Only that one is built to be deterministic and one is built to be probabilistic. Sure, you can technically force determinism but it is going to be very hard. Even just making sure your GPU is indeed doing what it should be doing is going to be hard. Much like debugging a CPU, but again, one is built for determinism and one is built for concurrency.

	▲	wat10000 2 hours ago \| parent [-]
		GPUs are deterministic. It's not that hard to ensure determinism when running the exact same program every time. Floating point isn't magic: execute the same sequence of instructions on the same values and you'll get the same output.

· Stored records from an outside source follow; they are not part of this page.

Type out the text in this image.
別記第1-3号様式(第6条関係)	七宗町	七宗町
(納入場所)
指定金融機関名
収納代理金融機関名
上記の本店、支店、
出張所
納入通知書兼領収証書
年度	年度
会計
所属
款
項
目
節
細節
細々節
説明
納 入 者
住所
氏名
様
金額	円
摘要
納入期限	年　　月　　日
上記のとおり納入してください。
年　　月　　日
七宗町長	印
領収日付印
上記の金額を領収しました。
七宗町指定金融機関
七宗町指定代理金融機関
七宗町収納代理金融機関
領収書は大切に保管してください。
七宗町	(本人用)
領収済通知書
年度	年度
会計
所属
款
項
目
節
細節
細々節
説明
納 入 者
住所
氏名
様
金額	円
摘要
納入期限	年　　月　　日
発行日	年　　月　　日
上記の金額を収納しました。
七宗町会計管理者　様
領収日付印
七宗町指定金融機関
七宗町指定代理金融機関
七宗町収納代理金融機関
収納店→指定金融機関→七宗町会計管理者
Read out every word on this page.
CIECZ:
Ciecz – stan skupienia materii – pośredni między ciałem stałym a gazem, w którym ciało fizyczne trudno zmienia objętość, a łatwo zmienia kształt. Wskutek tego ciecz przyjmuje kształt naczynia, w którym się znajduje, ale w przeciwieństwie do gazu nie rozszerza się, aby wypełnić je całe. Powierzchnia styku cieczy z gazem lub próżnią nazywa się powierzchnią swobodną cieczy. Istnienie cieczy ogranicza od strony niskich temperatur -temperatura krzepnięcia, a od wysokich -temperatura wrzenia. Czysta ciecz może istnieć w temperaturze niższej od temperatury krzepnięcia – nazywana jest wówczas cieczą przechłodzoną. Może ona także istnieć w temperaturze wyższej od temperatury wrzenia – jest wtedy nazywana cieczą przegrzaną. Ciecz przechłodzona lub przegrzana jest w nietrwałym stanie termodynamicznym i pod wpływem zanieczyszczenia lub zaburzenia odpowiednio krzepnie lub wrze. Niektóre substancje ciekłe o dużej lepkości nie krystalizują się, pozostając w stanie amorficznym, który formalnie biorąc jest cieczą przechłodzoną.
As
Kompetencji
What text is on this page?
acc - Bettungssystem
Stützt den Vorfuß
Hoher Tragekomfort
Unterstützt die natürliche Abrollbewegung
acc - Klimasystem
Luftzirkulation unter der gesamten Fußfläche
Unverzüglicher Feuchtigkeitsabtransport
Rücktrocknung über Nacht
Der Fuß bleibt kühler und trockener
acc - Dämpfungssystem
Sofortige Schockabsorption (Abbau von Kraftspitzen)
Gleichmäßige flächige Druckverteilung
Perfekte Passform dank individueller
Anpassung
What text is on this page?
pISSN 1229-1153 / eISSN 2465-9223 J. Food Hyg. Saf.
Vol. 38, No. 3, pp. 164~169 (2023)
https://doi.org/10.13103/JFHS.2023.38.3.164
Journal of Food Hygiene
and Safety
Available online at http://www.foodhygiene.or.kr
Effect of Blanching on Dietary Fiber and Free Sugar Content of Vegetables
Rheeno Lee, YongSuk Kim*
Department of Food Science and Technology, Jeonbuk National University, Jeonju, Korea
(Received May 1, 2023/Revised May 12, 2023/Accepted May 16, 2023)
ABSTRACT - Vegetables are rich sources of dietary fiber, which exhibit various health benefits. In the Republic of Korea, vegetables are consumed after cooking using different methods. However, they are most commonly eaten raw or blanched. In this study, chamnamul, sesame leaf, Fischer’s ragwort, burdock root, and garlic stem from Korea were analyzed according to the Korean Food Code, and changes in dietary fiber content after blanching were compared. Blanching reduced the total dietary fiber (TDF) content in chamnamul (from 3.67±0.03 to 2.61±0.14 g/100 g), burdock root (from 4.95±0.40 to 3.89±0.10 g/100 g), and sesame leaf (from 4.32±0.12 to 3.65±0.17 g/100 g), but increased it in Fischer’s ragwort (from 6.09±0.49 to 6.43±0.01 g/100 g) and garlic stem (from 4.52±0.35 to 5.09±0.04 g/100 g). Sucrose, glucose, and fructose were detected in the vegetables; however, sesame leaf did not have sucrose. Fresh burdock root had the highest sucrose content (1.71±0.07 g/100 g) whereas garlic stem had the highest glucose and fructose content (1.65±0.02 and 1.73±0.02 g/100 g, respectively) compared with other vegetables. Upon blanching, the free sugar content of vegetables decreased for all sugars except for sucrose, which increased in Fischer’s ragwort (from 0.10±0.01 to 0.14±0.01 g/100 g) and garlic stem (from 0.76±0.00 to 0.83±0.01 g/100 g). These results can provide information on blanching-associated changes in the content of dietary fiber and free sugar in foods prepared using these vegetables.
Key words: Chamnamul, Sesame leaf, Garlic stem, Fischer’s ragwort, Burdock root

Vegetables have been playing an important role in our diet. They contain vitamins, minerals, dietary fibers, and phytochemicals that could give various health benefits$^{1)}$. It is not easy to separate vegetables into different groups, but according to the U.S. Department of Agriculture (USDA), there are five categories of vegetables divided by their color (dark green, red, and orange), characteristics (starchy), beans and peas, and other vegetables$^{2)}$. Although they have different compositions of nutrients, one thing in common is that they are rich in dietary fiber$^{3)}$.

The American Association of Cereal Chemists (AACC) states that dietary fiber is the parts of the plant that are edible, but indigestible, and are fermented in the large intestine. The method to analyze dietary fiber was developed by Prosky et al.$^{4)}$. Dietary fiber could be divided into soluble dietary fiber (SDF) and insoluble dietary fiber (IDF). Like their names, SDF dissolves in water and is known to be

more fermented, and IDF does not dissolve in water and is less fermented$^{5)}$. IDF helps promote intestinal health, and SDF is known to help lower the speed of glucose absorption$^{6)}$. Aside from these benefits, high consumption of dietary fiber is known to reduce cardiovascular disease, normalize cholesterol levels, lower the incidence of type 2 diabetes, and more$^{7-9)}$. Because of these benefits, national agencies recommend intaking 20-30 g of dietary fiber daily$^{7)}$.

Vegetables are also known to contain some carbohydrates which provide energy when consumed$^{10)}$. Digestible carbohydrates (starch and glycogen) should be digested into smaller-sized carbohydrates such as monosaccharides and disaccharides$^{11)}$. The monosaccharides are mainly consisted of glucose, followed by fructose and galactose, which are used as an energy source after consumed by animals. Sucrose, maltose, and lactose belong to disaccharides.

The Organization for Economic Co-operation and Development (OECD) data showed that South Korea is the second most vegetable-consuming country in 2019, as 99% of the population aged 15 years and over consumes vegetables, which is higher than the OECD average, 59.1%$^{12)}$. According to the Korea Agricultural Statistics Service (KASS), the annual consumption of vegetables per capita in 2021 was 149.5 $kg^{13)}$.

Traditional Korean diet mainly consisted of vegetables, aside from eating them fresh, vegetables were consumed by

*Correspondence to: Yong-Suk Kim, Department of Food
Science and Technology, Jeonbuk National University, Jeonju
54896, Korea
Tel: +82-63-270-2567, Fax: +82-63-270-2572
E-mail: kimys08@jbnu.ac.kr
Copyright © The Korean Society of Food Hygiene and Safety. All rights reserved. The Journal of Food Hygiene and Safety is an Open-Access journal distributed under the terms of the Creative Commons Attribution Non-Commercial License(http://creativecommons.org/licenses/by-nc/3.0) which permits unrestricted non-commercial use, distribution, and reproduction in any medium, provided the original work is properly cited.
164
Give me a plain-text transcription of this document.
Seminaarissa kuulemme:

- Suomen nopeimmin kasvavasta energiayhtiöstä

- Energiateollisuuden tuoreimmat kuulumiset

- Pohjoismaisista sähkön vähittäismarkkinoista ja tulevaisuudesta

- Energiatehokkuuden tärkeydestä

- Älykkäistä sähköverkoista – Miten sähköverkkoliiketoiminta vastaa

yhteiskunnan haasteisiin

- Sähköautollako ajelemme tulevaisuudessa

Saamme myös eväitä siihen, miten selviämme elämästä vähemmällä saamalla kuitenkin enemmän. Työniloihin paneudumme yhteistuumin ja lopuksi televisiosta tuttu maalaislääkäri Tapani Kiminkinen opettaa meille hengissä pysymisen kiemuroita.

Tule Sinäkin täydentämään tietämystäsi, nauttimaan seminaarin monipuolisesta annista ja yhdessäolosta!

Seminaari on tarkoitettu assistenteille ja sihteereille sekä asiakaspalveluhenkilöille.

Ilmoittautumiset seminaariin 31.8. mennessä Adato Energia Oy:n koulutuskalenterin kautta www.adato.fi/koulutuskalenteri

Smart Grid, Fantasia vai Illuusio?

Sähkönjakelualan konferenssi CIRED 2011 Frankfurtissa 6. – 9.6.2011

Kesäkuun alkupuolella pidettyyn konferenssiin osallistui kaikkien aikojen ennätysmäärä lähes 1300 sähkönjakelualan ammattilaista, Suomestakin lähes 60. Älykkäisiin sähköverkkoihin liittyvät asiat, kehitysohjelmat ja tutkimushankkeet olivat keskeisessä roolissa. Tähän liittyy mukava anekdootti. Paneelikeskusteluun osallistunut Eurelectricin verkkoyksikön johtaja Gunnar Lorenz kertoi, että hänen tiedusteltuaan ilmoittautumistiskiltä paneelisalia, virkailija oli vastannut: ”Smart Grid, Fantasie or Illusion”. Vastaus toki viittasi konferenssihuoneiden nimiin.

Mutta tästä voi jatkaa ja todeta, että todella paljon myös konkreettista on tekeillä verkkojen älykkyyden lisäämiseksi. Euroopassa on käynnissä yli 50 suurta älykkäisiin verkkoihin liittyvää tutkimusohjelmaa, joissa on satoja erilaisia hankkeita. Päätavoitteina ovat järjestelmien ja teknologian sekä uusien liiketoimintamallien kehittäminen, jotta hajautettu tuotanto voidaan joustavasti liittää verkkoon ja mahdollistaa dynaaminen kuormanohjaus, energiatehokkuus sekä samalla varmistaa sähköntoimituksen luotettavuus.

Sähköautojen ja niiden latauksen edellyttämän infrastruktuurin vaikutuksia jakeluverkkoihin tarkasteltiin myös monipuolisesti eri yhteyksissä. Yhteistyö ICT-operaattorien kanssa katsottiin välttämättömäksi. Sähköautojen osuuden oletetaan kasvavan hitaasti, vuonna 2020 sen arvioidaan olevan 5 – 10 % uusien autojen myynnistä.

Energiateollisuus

The issue is that you're typically not executing the same sequence of instructions every time because it's more efficient run different sequences depending on load. This is a good overview of why LLMs are nondeterministic in practice: https://thinkingmachines.ai/blog/defeating-nondeterminism-in...

▲

WithinReason 4 hours ago | parent | prev | next [-]

Oh how I wish people understood the word "deterministic"

▲

curt15 3 hours ago | parent | prev | next [-]

LLMs are deterministic in the sense that a fixed linear regression model is deterministic. Like linear regression, however, they do however encode a statistical model of whatever they're trying to describe -- natural language for LLMs.

▲

timcobb 4 hours ago | parent | prev | next [-]

they are deterministic, open a dev console and run the same prompt two times w/ temperature = 0

	▲	pixl97 an hour ago \| parent \| next [-]
		And then the 3rd time it shows up differently leaving you puzzled on why that happened. The deterministic has a lot of 'terms and conditions' apply depending on how it's executing on the underlying hardware.
	▲	datsci_est_2015 3 hours ago \| parent \| prev [-]
		So why don’t we all use LLMs with temperature 0? If we separate models (incl. parameters) into two classes, c1: temp=0, c2: temp>0, why is c2 so widely used vs c1? The nondeterminism must be viewed as a feature more than an anti-feature, making your point about temperature irrelevant (and pedantic) in practice.

▲

baq 4 hours ago | parent | prev [-]

LLMs are essentially pure functions.